“The economic indicators can't officially tell us if we're in a recession and the economists can't predict when business will turn up. But there's one fact you can count on: Consumers are now shopping for price.”
The above paragraph nicely describes the situation that supermarkets find themselves in today. Yet, that paragraph was written 6½ years ago, as the opener to my column of Oct. 15, 2001, titled “Be Warned: The Price Must Be Right.”
If history is repeating itself, note that this time around many retailers haven't really reported significant negative impact from inflation and the current downturn. This was confirmed by the latest company to report financial results, Kroger Co.
A broader picture of the market, however, is emerging from a number of other sources. It provides mounting evidence that consumers are strapped and are beginning to change behavior.
A conference call last week sponsored by Citi Investment Research found trading-down behavior across a range of retail and foodservice channels. The upshot: Consumers are switching to private label goods, lower-priced products and less expensive retail channels.
Information Resources Inc. noted in a report that consumers are buying less or shifting spending in categories with the largest price increases.
The consultancy TNS Retail Forward, in a February survey, found that 51% of consumers are not purchasing food items that are “just too expensive,” and 39% are increasing their use of coupons for food purchases.
If consumers are highly concerned about prices, why haven't we heard more of this from retailers? Well, we're starting to hear bits and pieces. Retailers have referred to consumers switching from steak to chicken and from brands to private label, for example.
A more comprehensive survey of retailers was recently conducted by SN and appears in the March 18 issue, shedding more light on the situation.

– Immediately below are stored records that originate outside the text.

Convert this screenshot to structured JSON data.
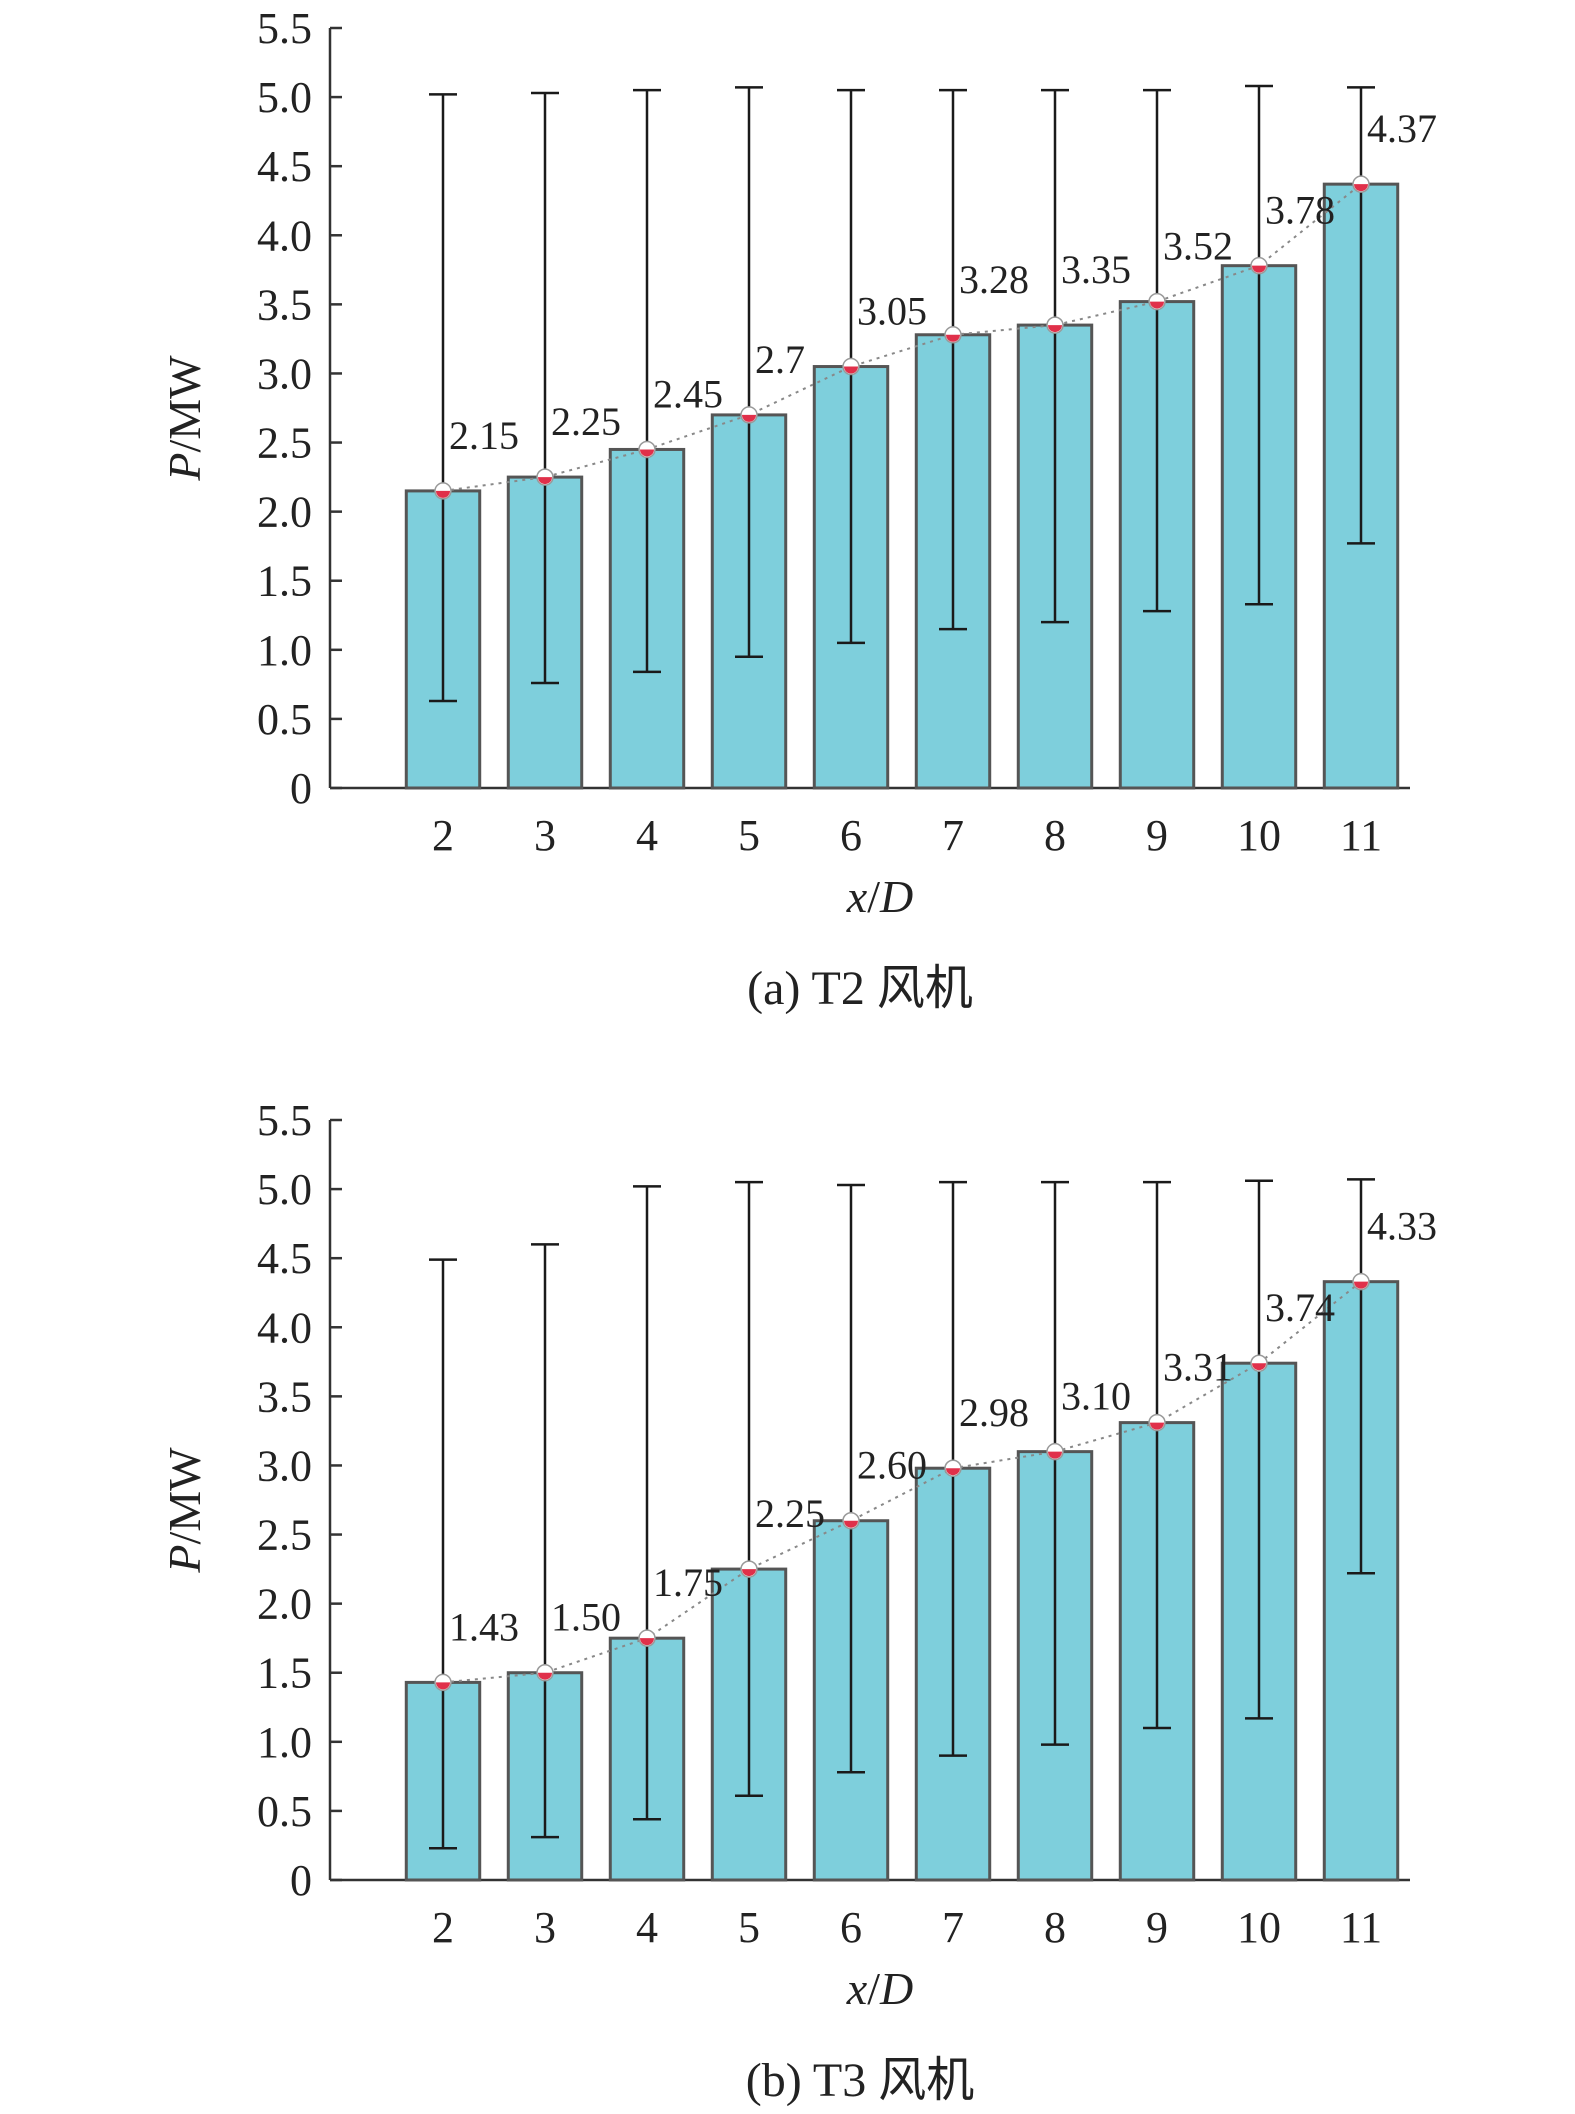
{
  "chart_data": [
    {
      "type": "bar",
      "caption": "(a)  T2 风机",
      "xlabel_italic": "x",
      "xlabel_rest": "/",
      "xlabel_italic2": "D",
      "ylabel_italic": "P",
      "ylabel_rest": "/MW",
      "categories": [
        "2",
        "3",
        "4",
        "5",
        "6",
        "7",
        "8",
        "9",
        "10",
        "11"
      ],
      "values": [
        2.15,
        2.25,
        2.45,
        2.7,
        3.05,
        3.28,
        3.35,
        3.52,
        3.78,
        4.37
      ],
      "value_labels": [
        "2.15",
        "2.25",
        "2.45",
        "2.7",
        "3.05",
        "3.28",
        "3.35",
        "3.52",
        "3.78",
        "4.37"
      ],
      "error_low": [
        0.63,
        0.76,
        0.84,
        0.95,
        1.05,
        1.15,
        1.2,
        1.28,
        1.33,
        1.77
      ],
      "error_high": [
        5.02,
        5.03,
        5.05,
        5.07,
        5.05,
        5.05,
        5.05,
        5.05,
        5.08,
        5.07
      ],
      "ylim": [
        0,
        5.5
      ],
      "yticks": [
        "0",
        "0.5",
        "1.0",
        "1.5",
        "2.0",
        "2.5",
        "3.0",
        "3.5",
        "4.0",
        "4.5",
        "5.0",
        "5.5"
      ],
      "bar_color": "#7ecfdc",
      "bar_edge": "#555555",
      "marker_color": "#e0304a",
      "trend_color": "#888888"
    },
    {
      "type": "bar",
      "caption": "(b)  T3 风机",
      "xlabel_italic": "x",
      "xlabel_rest": "/",
      "xlabel_italic2": "D",
      "ylabel_italic": "P",
      "ylabel_rest": "/MW",
      "categories": [
        "2",
        "3",
        "4",
        "5",
        "6",
        "7",
        "8",
        "9",
        "10",
        "11"
      ],
      "values": [
        1.43,
        1.5,
        1.75,
        2.25,
        2.6,
        2.98,
        3.1,
        3.31,
        3.74,
        4.33
      ],
      "value_labels": [
        "1.43",
        "1.50",
        "1.75",
        "2.25",
        "2.60",
        "2.98",
        "3.10",
        "3.31",
        "3.74",
        "4.33"
      ],
      "error_low": [
        0.23,
        0.31,
        0.44,
        0.61,
        0.78,
        0.9,
        0.98,
        1.1,
        1.17,
        2.22
      ],
      "error_high": [
        4.49,
        4.6,
        5.02,
        5.05,
        5.03,
        5.05,
        5.05,
        5.05,
        5.06,
        5.07
      ],
      "ylim": [
        0,
        5.5
      ],
      "yticks": [
        "0",
        "0.5",
        "1.0",
        "1.5",
        "2.0",
        "2.5",
        "3.0",
        "3.5",
        "4.0",
        "4.5",
        "5.0",
        "5.5"
      ],
      "bar_color": "#7ecfdc",
      "bar_edge": "#555555",
      "marker_color": "#e0304a",
      "trend_color": "#888888"
    }
  ]
}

Close to 90% of respondents have seen some evidence of consumers switching to less expensive products, with 50% citing “a few products here and there” and 36.4% “a lot of products.”
The SN survey indicated that close to 60% of retailers will make changes in their advertising to reflect the new concerns about price, with 52.3% pursuing “a little more” price-focused advertising and 6.8% “a lot more.”

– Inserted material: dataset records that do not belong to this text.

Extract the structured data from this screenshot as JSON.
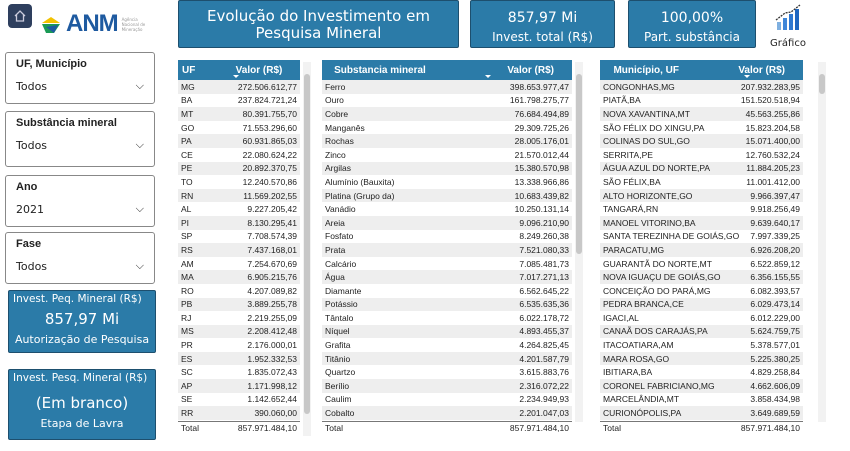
{
  "header": {
    "home_icon": "home-icon",
    "logo_text": "ANM",
    "logo_subtitle": "Agência Nacional de Mineração",
    "title": "Evolução do Investimento em Pesquisa Mineral",
    "kpi1_value": "857,97 Mi",
    "kpi1_label": "Invest.  total (R$)",
    "kpi2_value": "100,00%",
    "kpi2_label": "Part. substância",
    "chart_button_label": "Gráfico",
    "chart_icon": "bar-chart-trend-icon"
  },
  "filters": [
    {
      "label": "UF, Município",
      "value": "Todos"
    },
    {
      "label": "Substância mineral",
      "value": "Todos"
    },
    {
      "label": "Ano",
      "value": "2021"
    },
    {
      "label": "Fase",
      "value": "Todos"
    }
  ],
  "cards": [
    {
      "title": "Invest. Peq. Mineral (R$)",
      "value": "857,97 Mi",
      "subtitle": "Autorização de Pesquisa"
    },
    {
      "title": "Invest. Pesq. Mineral (R$)",
      "value": "(Em branco)",
      "subtitle": "Etapa de Lavra"
    }
  ],
  "colors": {
    "accent": "#2b7ba8",
    "border": "#1d4f6e",
    "home": "#2e3f5e"
  },
  "tables": {
    "uf": {
      "headers": [
        "UF",
        "Valor (R$)"
      ],
      "total_label": "Total",
      "total": "857.971.484,10",
      "rows": [
        [
          "MG",
          "272.506.612,77"
        ],
        [
          "BA",
          "237.824.721,24"
        ],
        [
          "MT",
          "80.391.755,70"
        ],
        [
          "GO",
          "71.553.296,60"
        ],
        [
          "PA",
          "60.931.865,03"
        ],
        [
          "CE",
          "22.080.624,22"
        ],
        [
          "PE",
          "20.892.370,75"
        ],
        [
          "TO",
          "12.240.570,86"
        ],
        [
          "RN",
          "11.569.202,55"
        ],
        [
          "AL",
          "9.227.205,42"
        ],
        [
          "PI",
          "8.130.295,41"
        ],
        [
          "SP",
          "7.708.574,39"
        ],
        [
          "RS",
          "7.437.168,01"
        ],
        [
          "AM",
          "7.254.670,69"
        ],
        [
          "MA",
          "6.905.215,76"
        ],
        [
          "RO",
          "4.207.089,82"
        ],
        [
          "PB",
          "3.889.255,78"
        ],
        [
          "RJ",
          "2.219.255,09"
        ],
        [
          "MS",
          "2.208.412,48"
        ],
        [
          "PR",
          "2.176.000,01"
        ],
        [
          "ES",
          "1.952.332,53"
        ],
        [
          "SC",
          "1.835.072,43"
        ],
        [
          "AP",
          "1.171.998,12"
        ],
        [
          "SE",
          "1.142.652,44"
        ],
        [
          "RR",
          "390.060,00"
        ]
      ]
    },
    "substancia": {
      "headers": [
        "Substancia mineral",
        "Valor (R$)"
      ],
      "total_label": "Total",
      "total": "857.971.484,10",
      "rows": [
        [
          "Ferro",
          "398.653.977,47"
        ],
        [
          "Ouro",
          "161.798.275,77"
        ],
        [
          "Cobre",
          "76.684.494,89"
        ],
        [
          "Manganês",
          "29.309.725,26"
        ],
        [
          "Rochas",
          "28.005.176,01"
        ],
        [
          "Zinco",
          "21.570.012,44"
        ],
        [
          "Argilas",
          "15.380.570,98"
        ],
        [
          "Alumínio (Bauxita)",
          "13.338.966,86"
        ],
        [
          "Platina (Grupo da)",
          "10.683.439,82"
        ],
        [
          "Vanádio",
          "10.250.131,14"
        ],
        [
          "Areia",
          "9.096.210,90"
        ],
        [
          "Fosfato",
          "8.249.260,38"
        ],
        [
          "Prata",
          "7.521.080,33"
        ],
        [
          "Calcário",
          "7.085.481,73"
        ],
        [
          "Água",
          "7.017.271,13"
        ],
        [
          "Diamante",
          "6.562.645,22"
        ],
        [
          "Potássio",
          "6.535.635,36"
        ],
        [
          "Tântalo",
          "6.022.178,72"
        ],
        [
          "Níquel",
          "4.893.455,37"
        ],
        [
          "Grafita",
          "4.264.825,45"
        ],
        [
          "Titânio",
          "4.201.587,79"
        ],
        [
          "Quartzo",
          "3.615.883,76"
        ],
        [
          "Berílio",
          "2.316.072,22"
        ],
        [
          "Caulim",
          "2.234.949,93"
        ],
        [
          "Cobalto",
          "2.201.047,03"
        ]
      ]
    },
    "municipio": {
      "headers": [
        "Município, UF",
        "Valor (R$)"
      ],
      "total_label": "Total",
      "total": "857.971.484,10",
      "rows": [
        [
          "CONGONHAS,MG",
          "207.932.283,95"
        ],
        [
          "PIATÃ,BA",
          "151.520.518,94"
        ],
        [
          "NOVA XAVANTINA,MT",
          "45.563.255,86"
        ],
        [
          "SÃO FÉLIX DO XINGU,PA",
          "15.823.204,58"
        ],
        [
          "COLINAS DO SUL,GO",
          "15.071.400,00"
        ],
        [
          "SERRITA,PE",
          "12.760.532,24"
        ],
        [
          "ÁGUA AZUL DO NORTE,PA",
          "11.884.205,23"
        ],
        [
          "SÃO FÉLIX,BA",
          "11.001.412,00"
        ],
        [
          "ALTO HORIZONTE,GO",
          "9.966.397,47"
        ],
        [
          "TANGARÁ,RN",
          "9.918.256,49"
        ],
        [
          "MANOEL VITORINO,BA",
          "9.639.640,17"
        ],
        [
          "SANTA TEREZINHA DE GOIÁS,GO",
          "7.997.339,25"
        ],
        [
          "PARACATU,MG",
          "6.926.208,20"
        ],
        [
          "GUARANTÃ DO NORTE,MT",
          "6.522.859,12"
        ],
        [
          "NOVA IGUAÇU DE GOIÁS,GO",
          "6.356.155,55"
        ],
        [
          "CONCEIÇÃO DO PARÁ,MG",
          "6.082.393,57"
        ],
        [
          "PEDRA BRANCA,CE",
          "6.029.473,14"
        ],
        [
          "IGACI,AL",
          "6.012.229,00"
        ],
        [
          "CANAÃ DOS CARAJÁS,PA",
          "5.624.759,75"
        ],
        [
          "ITACOATIARA,AM",
          "5.378.577,01"
        ],
        [
          "MARA ROSA,GO",
          "5.225.380,25"
        ],
        [
          "IBITIARA,BA",
          "4.829.258,84"
        ],
        [
          "CORONEL FABRICIANO,MG",
          "4.662.606,09"
        ],
        [
          "MARCELÂNDIA,MT",
          "3.858.434,98"
        ],
        [
          "CURIONÓPOLIS,PA",
          "3.649.689,59"
        ]
      ]
    }
  }
}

These responses show a measured reaction to what is apparently a moderate shift in consumer behavior. Retailers will make modest changes in advertising to reflect price concerns without remaking their entire proposition, which would be a mistake. Things can always be adjusted if consumer trading-down accelerates.

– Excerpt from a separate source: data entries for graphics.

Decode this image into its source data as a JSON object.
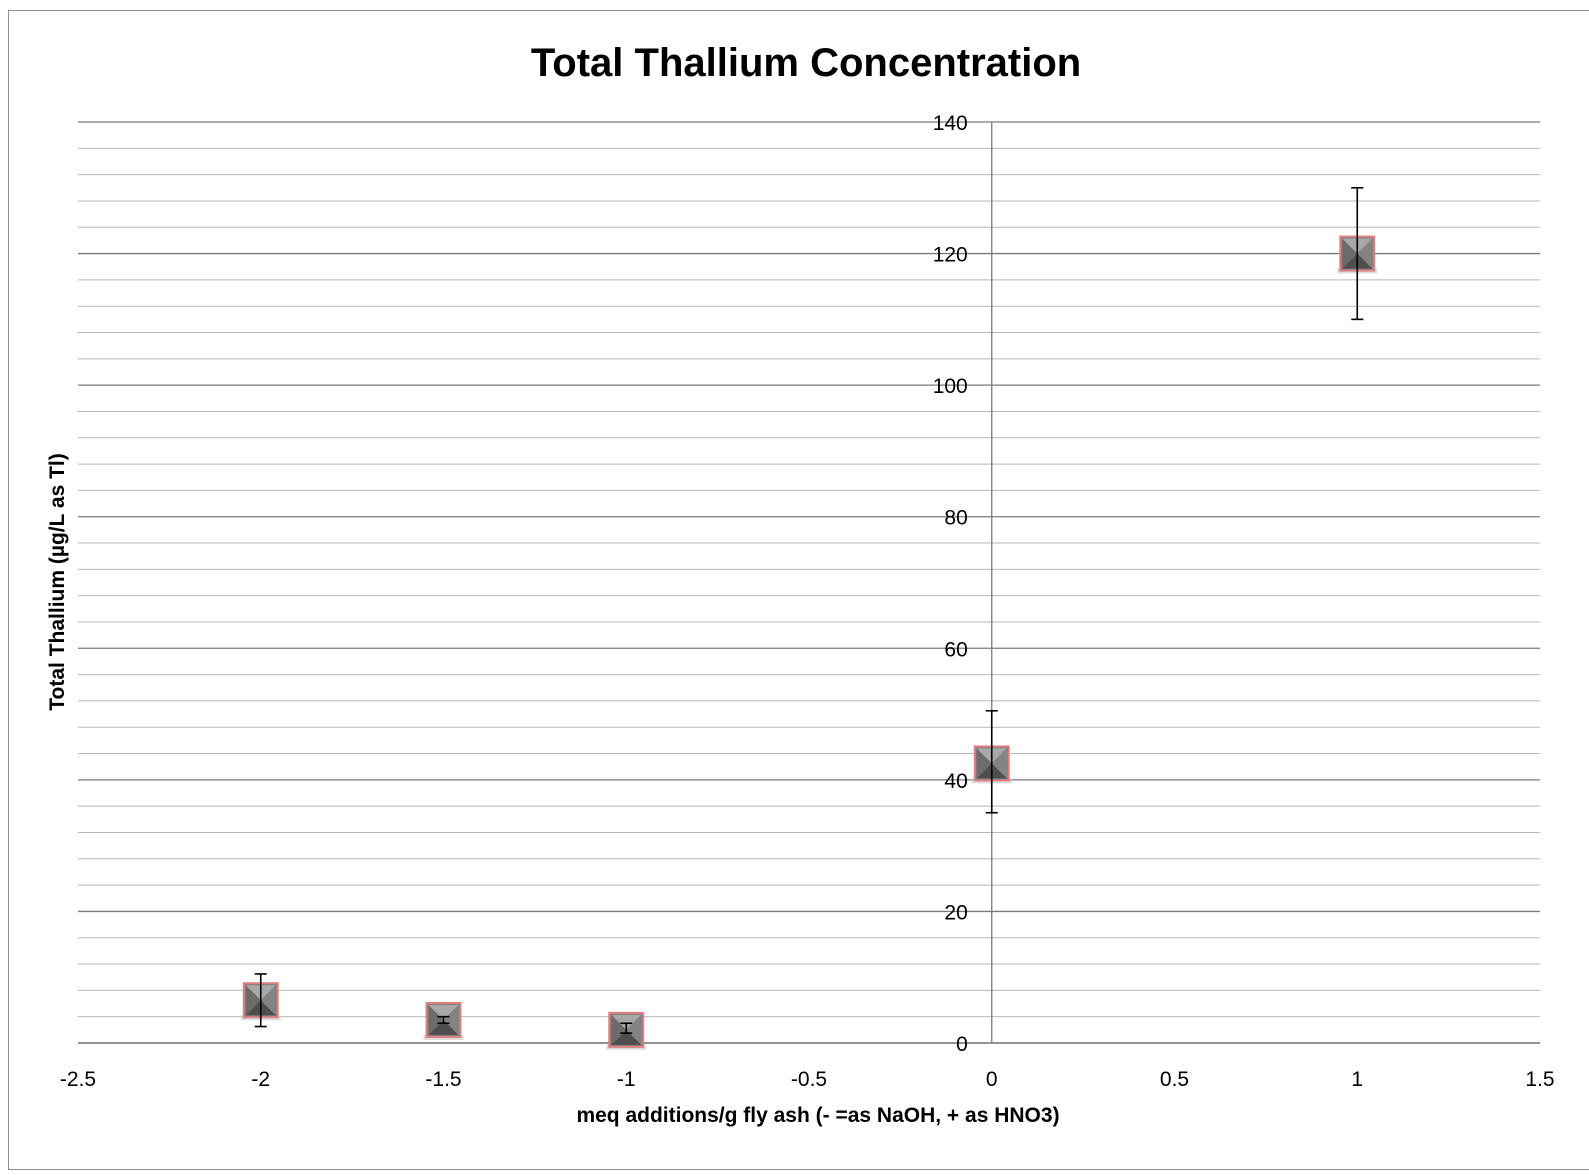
{
  "chart_data": {
    "type": "scatter",
    "title": "Total Thallium Concentration",
    "xlabel": "meq additions/g fly ash (- =as NaOH, + as HNO3)",
    "ylabel": "Total Thallium (µg/L as Tl)",
    "xlim": [
      -2.5,
      1.5
    ],
    "ylim": [
      0,
      140
    ],
    "x_ticks": [
      "-2.5",
      "-2",
      "-1.5",
      "-1",
      "-0.5",
      "0",
      "0.5",
      "1",
      "1.5"
    ],
    "y_ticks": [
      "0",
      "20",
      "40",
      "60",
      "80",
      "100",
      "120",
      "140"
    ],
    "grid": "horizontal major and minor",
    "legend": "none",
    "series": [
      {
        "points": [
          {
            "x": -2,
            "y": 6.5,
            "err_low": 2.5,
            "err_high": 10.5
          },
          {
            "x": -1.5,
            "y": 3.5,
            "err_low": 3.0,
            "err_high": 4.0
          },
          {
            "x": -1,
            "y": 2.0,
            "err_low": 1.5,
            "err_high": 3.0
          },
          {
            "x": 0,
            "y": 42.5,
            "err_low": 35.0,
            "err_high": 50.5
          },
          {
            "x": 1,
            "y": 120,
            "err_low": 110,
            "err_high": 130
          }
        ],
        "marker_color": "#7f7f7f",
        "marker_border": "#e08080"
      }
    ]
  }
}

The SN survey and other reports indicate that consumers are switching more spending from restaurants to in-home meals. That's an important plus for supermarkets. Trading down can also have a positive impact on these retailers, most of which have lower-priced private-label options.
All told, the economic situation could be a wash or actually a net benefit for many supermarkets. That may explain why we've heard little concern from some of the bigger chains. All of this remains to be seen, but for now supermarkets are in an envious position among retailers.